As shown in FIG. 2, the refractive index of the first layer 21 is n ₁ , and the first taper angle that is the angle formed by the end surface 21 a of the first layer 21 with respect to the substrate 10 is θ ₁ . Similarly, the refractive index of the second layer 22 is n ₂ , and the second taper angle that is the angle formed by the end face 22 a of the second layer 22 with respect to the substrate 10 is θ ₂ .

At this time, in this embodiment, (Expression 1) satisfies cos θ ₁ > 1 / n ₁ and (Expression 2) satisfies cos θ ₂ > 1 / n ₂ . In addition, it is not necessary to satisfy | fill both (Formula 1) and (Formula 2), You may satisfy | fill only one. Even in this case, the light extraction efficiency can be increased.
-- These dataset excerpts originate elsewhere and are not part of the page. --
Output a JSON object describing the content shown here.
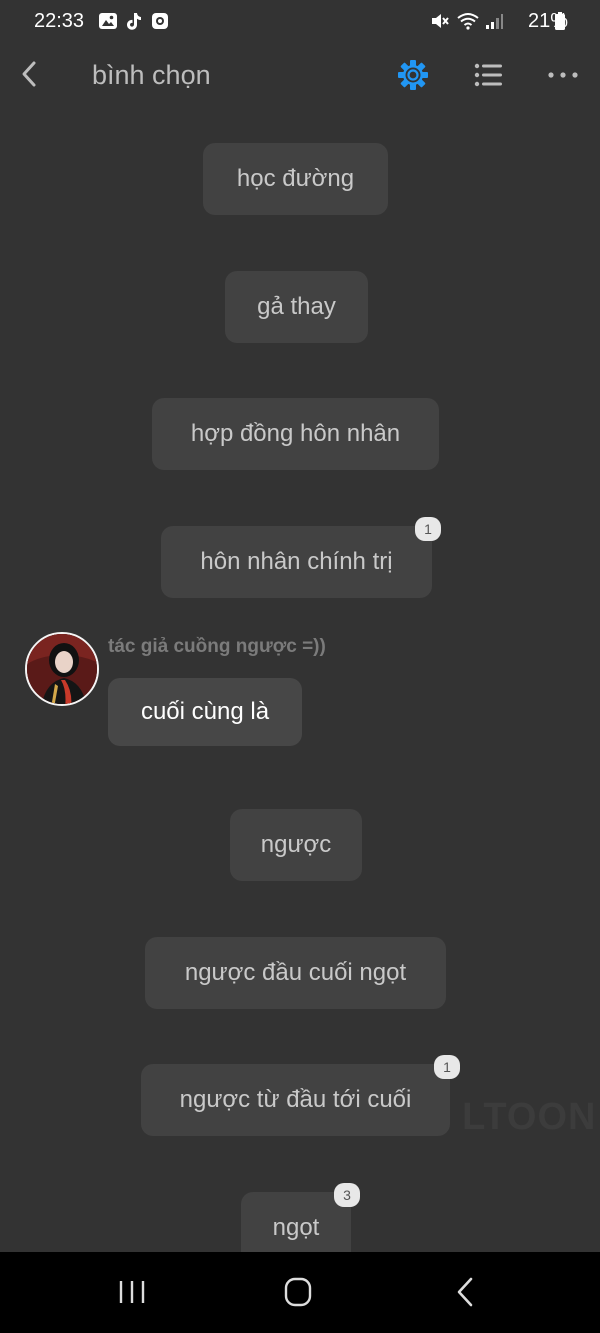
{
  "status_bar": {
    "time": "22:33",
    "battery": "21%"
  },
  "header": {
    "title": "bình chọn"
  },
  "choices": [
    {
      "label": "học đường"
    },
    {
      "label": "gả thay"
    },
    {
      "label": "hợp đồng hôn nhân"
    },
    {
      "label": "hôn nhân chính trị",
      "badge": "1"
    },
    {
      "label": "ngược"
    },
    {
      "label": "ngược đầu cuối ngọt"
    },
    {
      "label": "ngược từ đầu tới cuối",
      "badge": "1"
    },
    {
      "label": "ngọt",
      "badge": "3"
    }
  ],
  "message": {
    "author": "tác giả cuồng ngược =))",
    "text": "cuối cùng là"
  },
  "watermark": "LTOON",
  "colors": {
    "background": "#333333",
    "settings_accent": "#2196f3",
    "choice_bg": "#424242"
  },
  "icons": [
    "back-icon",
    "settings-icon",
    "list-icon",
    "more-icon",
    "nav-recents-icon",
    "nav-home-icon",
    "nav-back-icon"
  ]
}
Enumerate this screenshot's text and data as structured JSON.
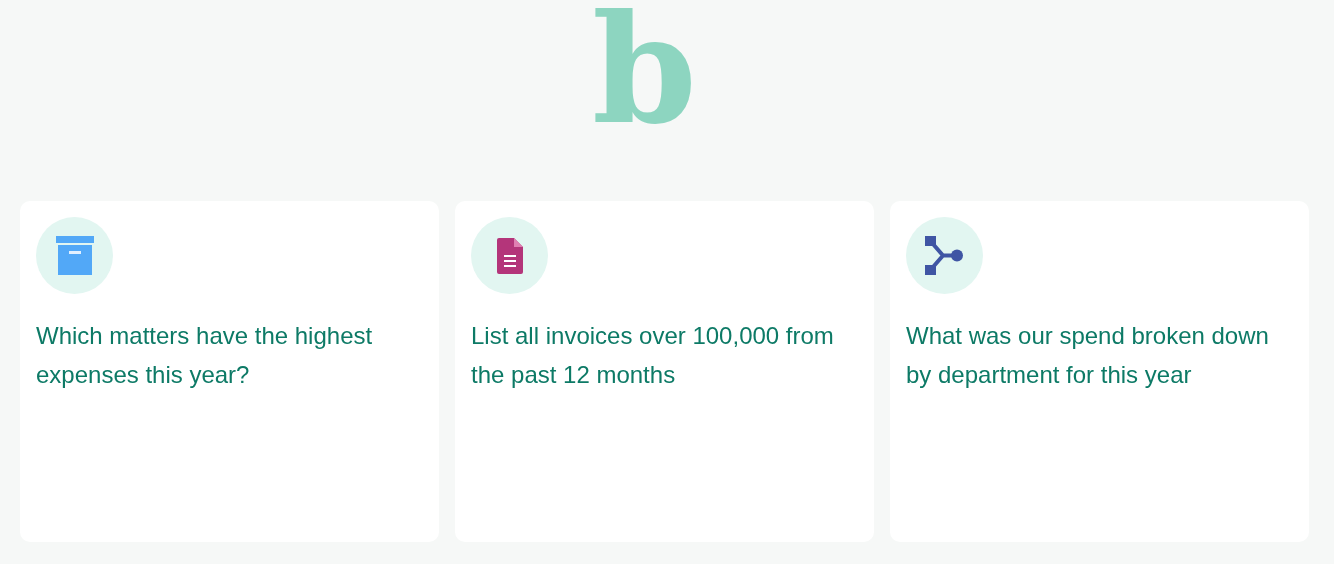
{
  "logo": {
    "text": "b"
  },
  "cards": [
    {
      "kind": "archive",
      "text": "Which matters have the highest expenses this year?"
    },
    {
      "kind": "document",
      "text": "List all invoices over 100,000 from the past 12 months"
    },
    {
      "kind": "merge",
      "text": "What was our spend broken down by department for this year"
    }
  ]
}
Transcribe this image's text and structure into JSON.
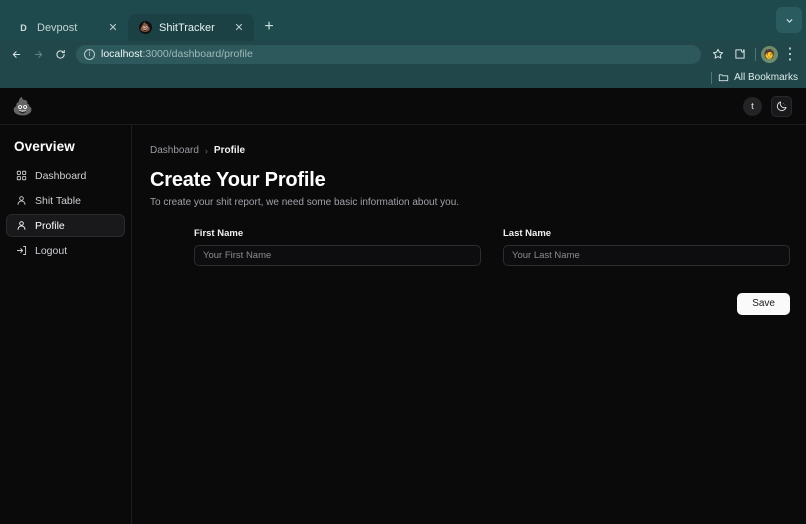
{
  "browser": {
    "tabs": [
      {
        "title": "Devpost",
        "favicon": "D",
        "active": false,
        "close_label": "✕"
      },
      {
        "title": "ShitTracker",
        "favicon": "💩",
        "active": true,
        "close_label": "✕"
      }
    ],
    "new_tab_label": "+",
    "tab_list_chevron": "⌵",
    "nav": {
      "back": "←",
      "forward": "→",
      "reload": "⟳"
    },
    "omnibox": {
      "site_info_icon": "ⓘ",
      "url_host": "localhost",
      "url_path": ":3000/dashboard/profile",
      "full_url": "localhost:3000/dashboard/profile"
    },
    "toolbar_icons": {
      "bookmark_star": "☆",
      "extensions": "puzzle",
      "menu": "⋮"
    },
    "profile_avatar": "🧑",
    "bookmarks_bar": {
      "folder_icon": "🗀",
      "label": "All Bookmarks"
    }
  },
  "app": {
    "header": {
      "logo": "💩",
      "user_initial": "t",
      "theme_toggle_icon": "🌙"
    },
    "sidebar": {
      "title": "Overview",
      "items": [
        {
          "label": "Dashboard",
          "icon": "grid-icon",
          "active": false
        },
        {
          "label": "Shit Table",
          "icon": "user-icon",
          "active": false
        },
        {
          "label": "Profile",
          "icon": "user-icon",
          "active": true
        },
        {
          "label": "Logout",
          "icon": "logout-icon",
          "active": false
        }
      ]
    },
    "breadcrumb": {
      "parent": "Dashboard",
      "separator": "›",
      "current": "Profile"
    },
    "page": {
      "title": "Create Your Profile",
      "subtitle": "To create your shit report, we need some basic information about you."
    },
    "form": {
      "fields": [
        {
          "label": "First Name",
          "placeholder": "Your First Name",
          "value": ""
        },
        {
          "label": "Last Name",
          "placeholder": "Your Last Name",
          "value": ""
        }
      ],
      "save_label": "Save"
    }
  },
  "colors": {
    "chrome_tabstrip": "#1f4a4d",
    "chrome_toolbar": "#21474a",
    "app_background": "#0a0a0b",
    "sidebar_active": "#19191c",
    "save_button": "#fafafa"
  }
}
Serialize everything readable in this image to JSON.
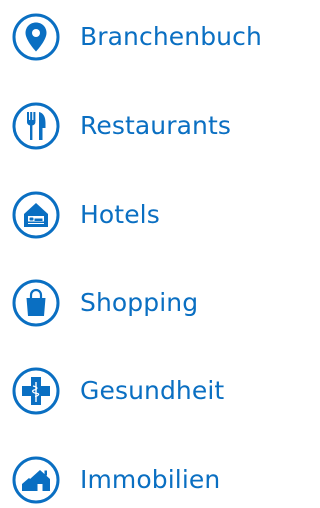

  By satisfying (Expression 1), the parallel light 81 that is the light propagating in the first layer 21 in parallel with the substrate 10 is totally reflected by the end face 21a. When the end surface 21a of the first layer 21 is not tapered (that is, the end surface 21a is vertical), the light most easily emitted from the end surface 21a is parallel light 81. In addition, it is considered that most of the light that propagates in the first layer 21 and reaches the end surface 21 a is substantially parallel light because the total reflection is repeated on the upper surface and the lower surface of the first layer 21. Therefore, the light extraction efficiency can be increased by totally reflecting the parallel light 81.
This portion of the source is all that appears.